Tendon repair remains challenging owing to the limited capacity for endogenous repair. Vasoactive intestinal peptide (VIP) promotes bone tissue regeneration; however, its role in tendon repair remains unclear. In the present study, we demonstrated that VIP stimulated M2 polarization of macrophages and facilitated tendon regeneration by regulating immune homeostasis and maintaining the function of tendon stem/progenitor cells (TSPCs). Additionally, we established GelMa-loaded VIP@PLGA@ZIF-8 (VPZ) nanoparticles (VPZG) to enable the sustained and localized release of VIP at the site of patellar tendon injury in SD rats. The results of the in vitro experiments demonstrated that VPZG regulated the homeostasis of macrophage polarization by downregulating the NF-κB axis.
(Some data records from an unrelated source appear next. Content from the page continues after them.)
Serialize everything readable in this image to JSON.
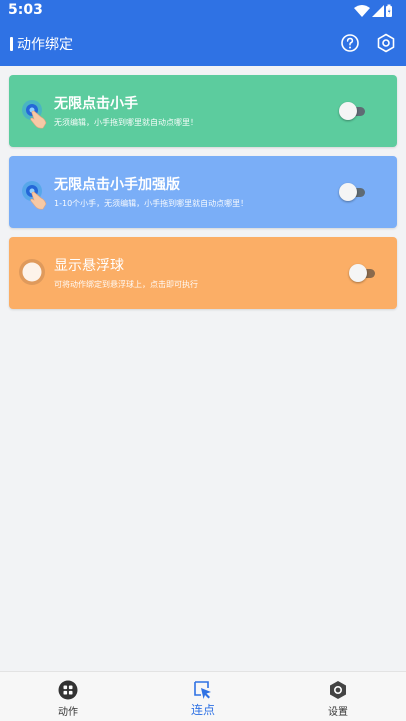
{
  "status_bar": {
    "time": "5:03"
  },
  "header": {
    "title": "动作绑定"
  },
  "cards": [
    {
      "title": "无限点击小手",
      "subtitle": "无须编辑，小手拖到哪里就自动点哪里！",
      "enabled": false,
      "color": "#5ccc9e"
    },
    {
      "title": "无限点击小手加强版",
      "subtitle": "1-10个小手，无须编辑，小手拖到哪里就自动点哪里！",
      "enabled": false,
      "color": "#7aaef7"
    },
    {
      "title": "显示悬浮球",
      "subtitle": "可将动作绑定到悬浮球上，点击即可执行",
      "enabled": false,
      "color": "#fbae66"
    }
  ],
  "bottom_nav": [
    {
      "label": "动作",
      "icon": "grid-icon",
      "selected": false
    },
    {
      "label": "连点",
      "icon": "cursor-icon",
      "selected": true
    },
    {
      "label": "设置",
      "icon": "hex-gear-icon",
      "selected": false
    }
  ],
  "colors": {
    "primary": "#2f72e4",
    "background": "#f2f3f5"
  }
}
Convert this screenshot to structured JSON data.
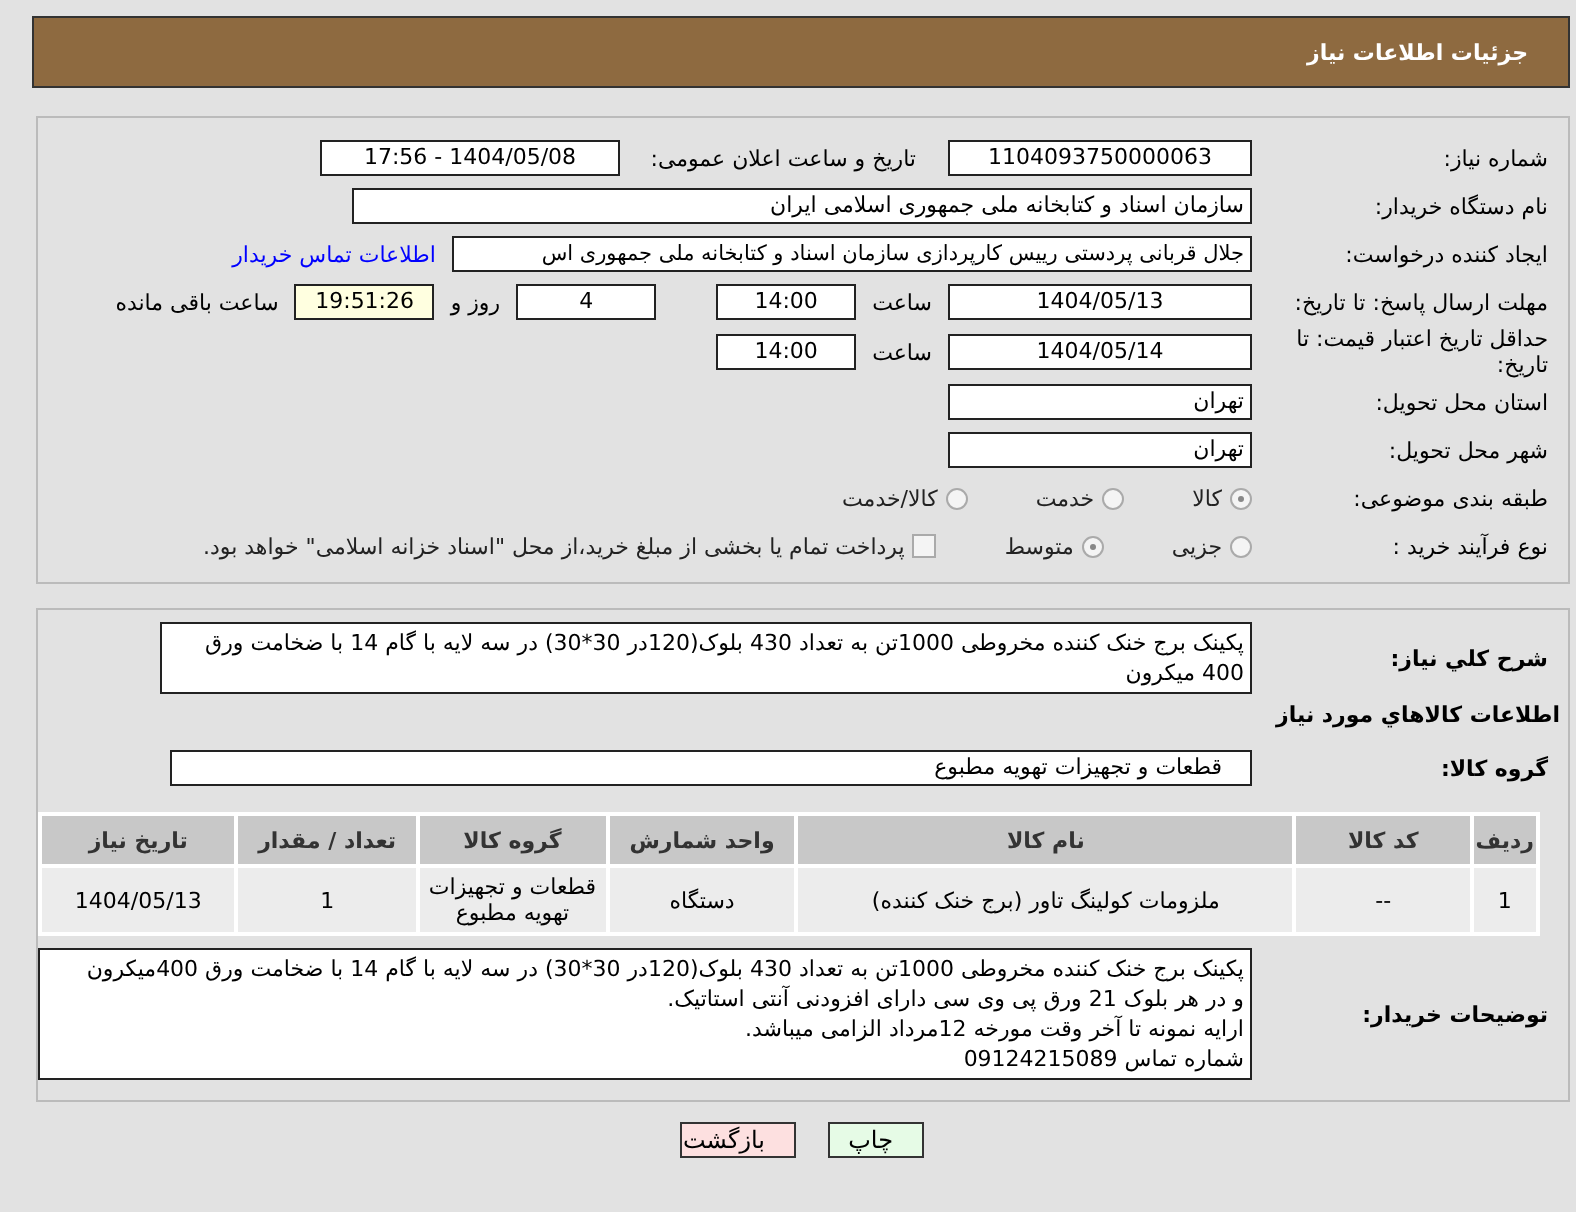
{
  "header": {
    "title": "جزئیات اطلاعات نیاز"
  },
  "need_number": {
    "label": "شماره نیاز:",
    "value": "1104093750000063"
  },
  "announce": {
    "label": "تاریخ و ساعت اعلان عمومی:",
    "value": "1404/05/08 - 17:56"
  },
  "buyer_org": {
    "label": "نام دستگاه خریدار:",
    "value": "سازمان اسناد و کتابخانه ملی جمهوری اسلامی ایران"
  },
  "requester": {
    "label": "ایجاد کننده درخواست:",
    "value": "جلال قربانی پردستی رییس کارپردازی سازمان اسناد و کتابخانه ملی جمهوری اس",
    "link": "اطلاعات تماس خریدار"
  },
  "reply_deadline": {
    "label": "مهلت ارسال پاسخ: تا تاریخ:",
    "date": "1404/05/13",
    "time_label": "ساعت",
    "time": "14:00",
    "days": "4",
    "days_label": "روز و",
    "remaining": "19:51:26",
    "remaining_label": "ساعت باقی مانده"
  },
  "price_validity": {
    "label": "حداقل تاریخ اعتبار قیمت: تا تاریخ:",
    "date": "1404/05/14",
    "time_label": "ساعت",
    "time": "14:00"
  },
  "province": {
    "label": "استان محل تحویل:",
    "value": "تهران"
  },
  "city": {
    "label": "شهر محل تحویل:",
    "value": "تهران"
  },
  "category": {
    "label": "طبقه بندی موضوعی:",
    "options": [
      {
        "label": "کالا",
        "selected": true
      },
      {
        "label": "خدمت",
        "selected": false
      },
      {
        "label": "کالا/خدمت",
        "selected": false
      }
    ]
  },
  "process": {
    "label": "نوع فرآیند خرید :",
    "options": [
      {
        "label": "جزیی",
        "selected": false
      },
      {
        "label": "متوسط",
        "selected": true
      }
    ],
    "payment_note": {
      "label": "پرداخت تمام یا بخشی از مبلغ خرید،از محل \"اسناد خزانه اسلامی\" خواهد بود.",
      "checked": false
    }
  },
  "description": {
    "label": "شرح کلي نياز:",
    "value": "پکینک برج خنک کننده مخروطی 1000تن به تعداد 430 بلوک(120در 30*30) در سه لایه با گام 14 با ضخامت ورق 400 میکرون"
  },
  "goods": {
    "title": "اطلاعات کالاهاي مورد نياز",
    "group_label": "گروه کالا:",
    "group_value": "قطعات و تجهیزات تهویه مطبوع",
    "columns": [
      "ردیف",
      "کد کالا",
      "نام کالا",
      "واحد شمارش",
      "گروه کالا",
      "تعداد / مقدار",
      "تاریخ نیاز"
    ],
    "rows": [
      [
        "1",
        "--",
        "ملزومات کولینگ تاور (برج خنک کننده)",
        "دستگاه",
        "قطعات و تجهیزات تهویه مطبوع",
        "1",
        "1404/05/13"
      ]
    ]
  },
  "buyer_notes": {
    "label": "توضیحات خریدار:",
    "lines": [
      "پکینک برج خنک کننده مخروطی 1000تن به تعداد 430 بلوک(120در 30*30) در سه لایه با گام 14 با ضخامت ورق 400میکرون",
      "و در هر بلوک 21 ورق پی وی سی دارای افزودنی آنتی استاتیک.",
      "ارایه نمونه تا آخر وقت مورخه 12مرداد الزامی میباشد.",
      "شماره تماس 09124215089"
    ]
  },
  "buttons": [
    {
      "label": "چاپ",
      "kind": "print"
    },
    {
      "label": "بازگشت",
      "kind": "back"
    }
  ]
}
VPZG also promoted efferocytosis and suppressed the release of proinflammatory factors. Additionally, VPZG enhanced the tenogenic differentiation of TSPCs when cocultured with macrophages. In vivo, we implanted VPZG at the site of patellar tendon injury, where it released VIP sustainably and slowly to promote tendon regeneration. This effect was achieved through the downregulation of the expression levels of various inflammatory factors, as well as the regulation of local immune homeostasis. In conclusion, our results demonstrated that VPZG facilitated tendon injury repair by regulating immune homeostasis and enhancing TSPC function. These findings suggest that VPZG is a promising avenue for the clinical improvement of tendon injury treatment.